Elle avait été secrétaire d'un grand chef d'entreprise, expliqua-t-elle, et avait travaillé de nombreuses années avec lui. Elle avait dû être parfaitement efficace, cela apparaissait dans son maintien et son vocabulaire. Ayant mis quelque argent de côté, elle avait quitté son travail depuis deux ans car elle désirait aider l'humanité. Encore jeune et dynamique, elle voulait consacrer le reste de sa vie à quelque chose qui en vaille la peine, et elle avait étudié pour ce faire les diverses organisations existantes.

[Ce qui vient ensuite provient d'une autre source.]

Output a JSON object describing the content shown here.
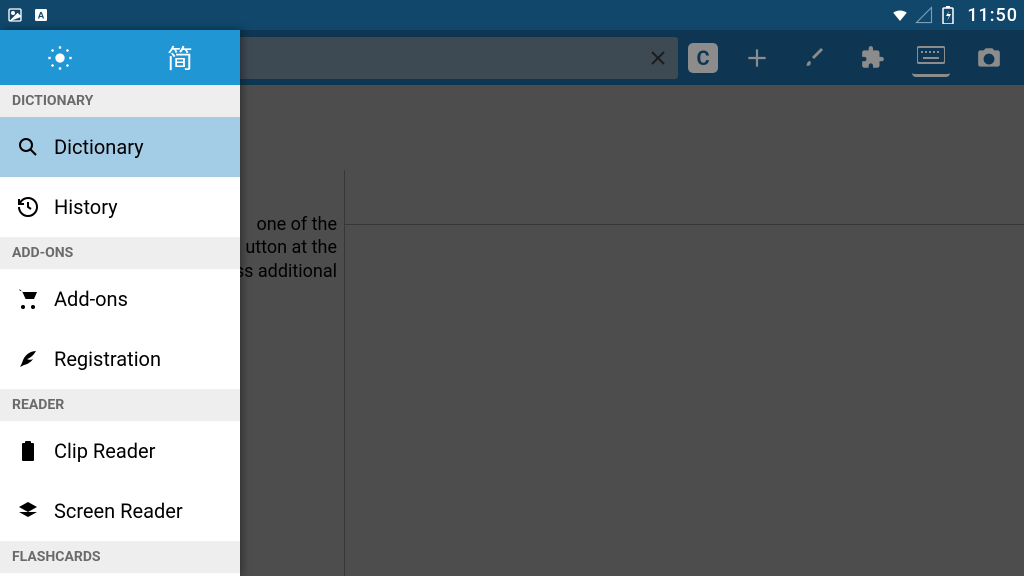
{
  "statusbar": {
    "time": "11:50"
  },
  "appbar": {
    "c_label": "C"
  },
  "drawer": {
    "lang_label": "简",
    "sections": {
      "dictionary_header": "DICTIONARY",
      "dictionary": "Dictionary",
      "history": "History",
      "addons_header": "ADD-ONS",
      "addons": "Add-ons",
      "registration": "Registration",
      "reader_header": "READER",
      "clip_reader": "Clip Reader",
      "screen_reader": "Screen Reader",
      "flashcards_header": "FLASHCARDS"
    }
  },
  "background": {
    "hint_text": "one of the\nutton at the\ness additional"
  }
}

Avant d'entreprendre ses études supérieures, elle avait reçu une éducation religieuse dans un couvent, mais ce qu'on lui avait appris là lui semblait maintenant partiel, dogmatique et fondé sur l'autoritarisme et elle ne pouvait naturellement pas envisager d'appartenir à une organisation de cet ordre. Après en avoir passé d'autres en revue, elle avait fini par en trouver une qui lui semblait être plus ouverte et avoir plus de portée que les autres et elle avait maintenant un rôle actif au sein même de cette organisation, où elle secondait l'un des dirigeants.


— J'ai enfin trouvé quelque chose qui donne une explication satisfaisante à tous les problèmes de l'existence, reprit-elle. Il y a, bien sûr, une certaine forme d'autorité chez les Vénérables, mais il n'est pas nécessaire d'y croire. Il se trouve que j'y crois, mais c'est un hasard. J'appartiens au groupe intérieur, et comme vous le savez, nous pratiquons certaines formes de méditation. Rares sont maintenant ceux qui sont admis à l'initiation maçonnique. Ils sont beaucoup plus prudents, de nos jours.

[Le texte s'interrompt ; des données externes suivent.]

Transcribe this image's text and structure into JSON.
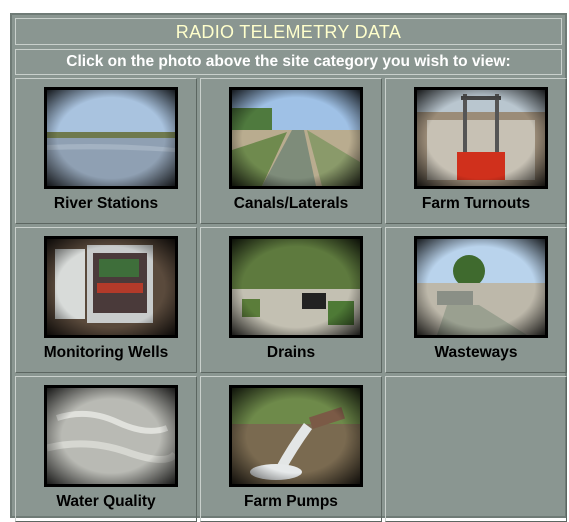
{
  "header": {
    "title": "RADIO TELEMETRY DATA",
    "instruction": "Click on the photo above the site category you wish to view:"
  },
  "colors": {
    "panel_bg": "#8a9691",
    "title_text": "#ffffcc",
    "subtitle_text": "#ffffff"
  },
  "categories": [
    {
      "label": "River Stations"
    },
    {
      "label": "Canals/Laterals"
    },
    {
      "label": "Farm Turnouts"
    },
    {
      "label": "Monitoring Wells"
    },
    {
      "label": "Drains"
    },
    {
      "label": "Wasteways"
    },
    {
      "label": "Water Quality"
    },
    {
      "label": "Farm Pumps"
    }
  ]
}
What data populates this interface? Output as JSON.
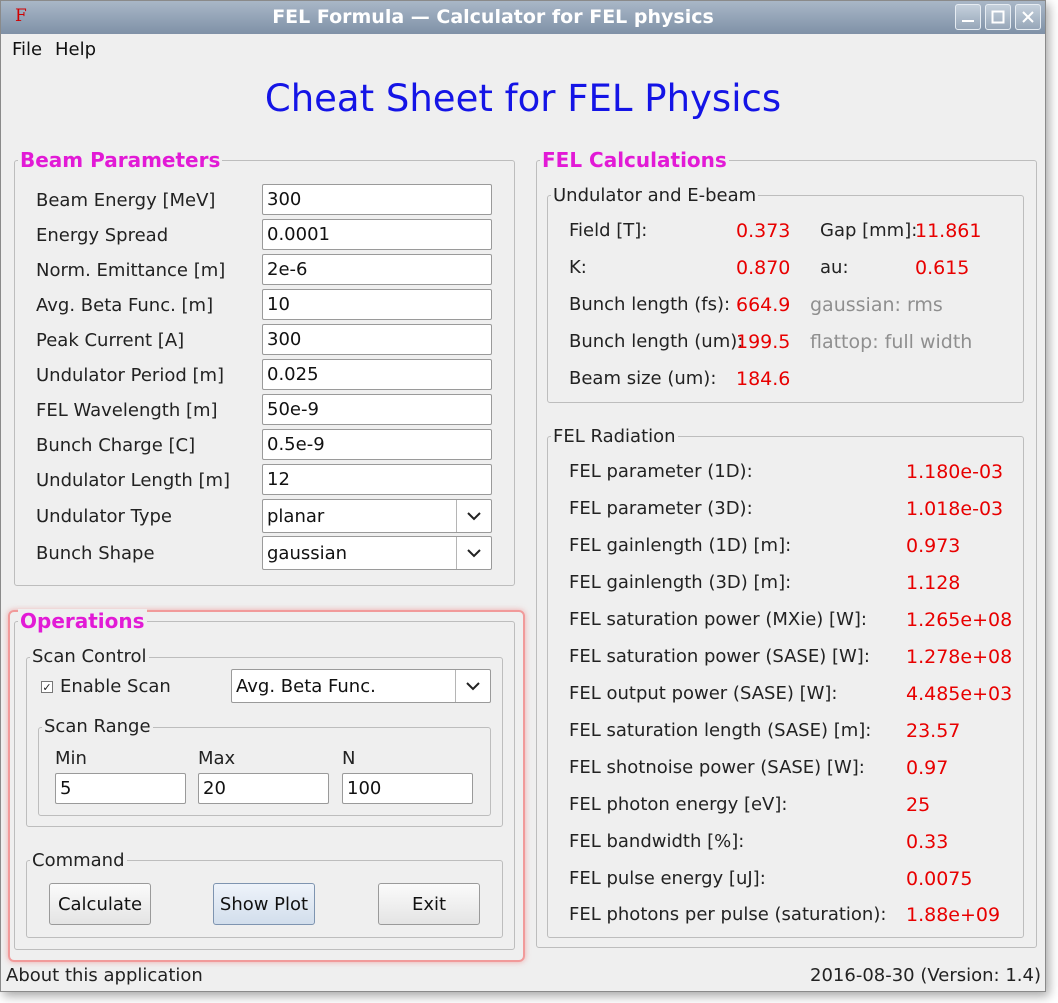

Puis-je vous demander pourquoi toutes ces explications ?


— J'ai assisté à votre conférence l'autre jour, lorsqu'il a été dit que toute forme d'imitation était néfaste. J'ai assisté depuis à d'autres conférences et je suis naturellement troublée par ce que j'ai entendu. Car voyez-vous, travailler pour les francs-maçons ne veut pas nécessairement dire qu'on les imite, qu'on est un disciple. Il existe une autorité, une règle, mais c'est nous qui en avons besoin. Ils ne nous demandent pas obéissance, mais c'est nous qui la leur donnons, à eux ou à ceux qui les représentent.


Si, comme vous le dites, vous avez pris part aux causeries, ne trouvez-vous pas que ce que vous êtes en train de dire est plutôt infantile ? Trouver refuge dans la Franc-Maçonnerie ou chez ses représentants, dont l'autorité doit reposer sur les notions de devoir et de plaisir qu'ils ont eux-mêmes choisies, est exactement la même chose que de trouver refuge dans l'autorité de l'Église, n'est-il pas vrai ? On peut penser que l'un est ouvert et l'autre restrictif, mais tous deux sont de toute évidence contraignants.


Lorsque nous sommes perturbés, nous cherchons un guide mais celui que nous trouvons est invariablement le produit même de notre propre confusion. Le leader est aussi perdu que son disciple qui, à cause de sa confusion et de sa souffrance, a élu ce leader. Le fait de suivre quelqu'un d'autre, de l'imiter, qu'il s'agisse d'un leader, d'un sauveur ou d'un franc-maçon, ne peut susciter la clarté ou le bonheur. Ce n'est que par la compréhension du processus de la confusion et de celui qui la fabrique que nous pouvons être libérés du conflit et de la douleur. Cela n'est-il pas évident ?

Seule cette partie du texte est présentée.